If you write a parser, you must also write a factory to produce parser instances. To do so, subclass the ParserFactory class.

Parser factories are singletons. Your subclass must be stateless, with no fields containing data. Your subclass also must not modify any global variables.

The ParserFactory class defines the following methods. Your subclass must override the prepare() method. It may override the other methods.

Setting Up

Vertica calls plan() once on the initiator node to perform the following tasks:

  • Check any parameters that have been passed from the function call in the COPY statement and error messages if there are any issues. You read the parameters by getting a ParamReader object from the instance of ServerInterface passed into your plan() method.
  • Store any information that the individual hosts need in order to parse the data. For example, you could store parameters in the PlanContext instance passed in through the planCtxt parameter. The plan() method runs only on the initiator node, and the prepareUDSources() method runs on each host reading from a data source. Therefore, this object is the only means of communication between them.

    You store data in the PlanContext by getting a ParamWriter object from the getWriter() method. You then write parameters by calling methods on the ParamWriter such as setString.

    ParamWriter offers only the ability to store simple data types. For complex types, you need to serialize the data in some manner and store it as a string or long string.

Creating Parsers

Vertica calls prepare() on each node to create and initialize your parser, using data stored by the plan() method.

Defining Parameters

Implement getParameterTypes() to define the names and types of parameters that your parser uses. Vertica uses this information to warn callers about unknown or missing parameters. Vertica ignores unknown parameters and uses default values for missing parameters. While you should define the types and parameters for your function, you are not required to override this method.

Defining Parser Outputs

Implement getParserReturnType() to define the data types  of the table columns that the parser outputs. If applicable, getParserReturnType() also defines the size, precision, or scale of the data types.

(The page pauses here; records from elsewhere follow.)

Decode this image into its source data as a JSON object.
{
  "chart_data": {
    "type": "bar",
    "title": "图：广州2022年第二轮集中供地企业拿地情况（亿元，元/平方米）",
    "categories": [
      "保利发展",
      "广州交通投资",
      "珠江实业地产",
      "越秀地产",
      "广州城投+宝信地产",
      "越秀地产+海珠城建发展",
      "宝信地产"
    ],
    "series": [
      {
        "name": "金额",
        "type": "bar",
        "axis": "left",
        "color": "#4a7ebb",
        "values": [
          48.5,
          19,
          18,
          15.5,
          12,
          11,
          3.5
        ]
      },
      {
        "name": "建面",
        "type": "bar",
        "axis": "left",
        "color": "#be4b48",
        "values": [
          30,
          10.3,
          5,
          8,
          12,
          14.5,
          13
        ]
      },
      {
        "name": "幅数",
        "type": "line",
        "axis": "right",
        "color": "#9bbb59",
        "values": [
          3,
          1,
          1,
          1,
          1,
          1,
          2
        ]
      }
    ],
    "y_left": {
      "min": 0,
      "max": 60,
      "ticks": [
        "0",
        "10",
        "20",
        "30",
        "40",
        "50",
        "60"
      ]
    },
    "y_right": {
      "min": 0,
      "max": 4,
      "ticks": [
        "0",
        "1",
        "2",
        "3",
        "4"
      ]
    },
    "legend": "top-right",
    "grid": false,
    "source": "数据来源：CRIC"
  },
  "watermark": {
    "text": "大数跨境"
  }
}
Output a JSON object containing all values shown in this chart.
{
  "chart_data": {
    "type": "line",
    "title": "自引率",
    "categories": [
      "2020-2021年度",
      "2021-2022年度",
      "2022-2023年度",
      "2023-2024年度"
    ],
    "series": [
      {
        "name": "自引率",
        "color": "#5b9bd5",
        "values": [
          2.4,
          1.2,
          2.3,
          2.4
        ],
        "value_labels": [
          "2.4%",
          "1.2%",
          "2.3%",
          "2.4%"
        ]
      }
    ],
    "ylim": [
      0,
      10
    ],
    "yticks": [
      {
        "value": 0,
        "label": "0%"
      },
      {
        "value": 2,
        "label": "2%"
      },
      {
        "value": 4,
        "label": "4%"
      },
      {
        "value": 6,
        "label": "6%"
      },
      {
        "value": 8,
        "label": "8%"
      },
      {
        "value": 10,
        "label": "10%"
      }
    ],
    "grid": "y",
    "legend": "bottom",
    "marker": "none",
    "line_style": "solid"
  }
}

Usually, this method reads data types of the output table from the argType and perColumnParamReader arguments and verifies that it can output the appropriate data types. If getParserReturnType() is prepared to output the data types, it calls methods on the SizedColumnTypes object passed in the returnType argument. In addition to the data type of the output column, your method should also specify any additional information about the column's data type:

  • For binary and string data types (such as CHAR, VARCHAR, and LONG VARBINARY), specify its maximum length.
  • For NUMERIC types, specify its precision and scale.
  • For Time/Timestamp types (with or without time zone), specify its precision (-1 means unspecified).
  • For all other types, no length or precision specification is required.

Supporting Cooperative Parse

To support Cooperative Parse, implement prepareChunker() and return an instance of your UDChunker subclass. If isChunkerApportionable() returns true, then it is an error for this method to return null.

Cooperative parse is currently supported only in the C++ API.

Supporting Apportioned Load

To support Apportioned Load, your parser, chunker, or both must support apportioning. To indicate that the parser can apportion a load, implement isParserApportionable() and return true. To indicate that the chunker can apportion a load, implement isChunkerApportionable() and return true.

The isChunkerApportionable() method takes a ServerInterface as an argument, so you have access to the parameters supplied in the COPY statement. You might need this information if the user can specify a record delimiter, for example. Return true from this method if and only if the factory can create a chunker for this input.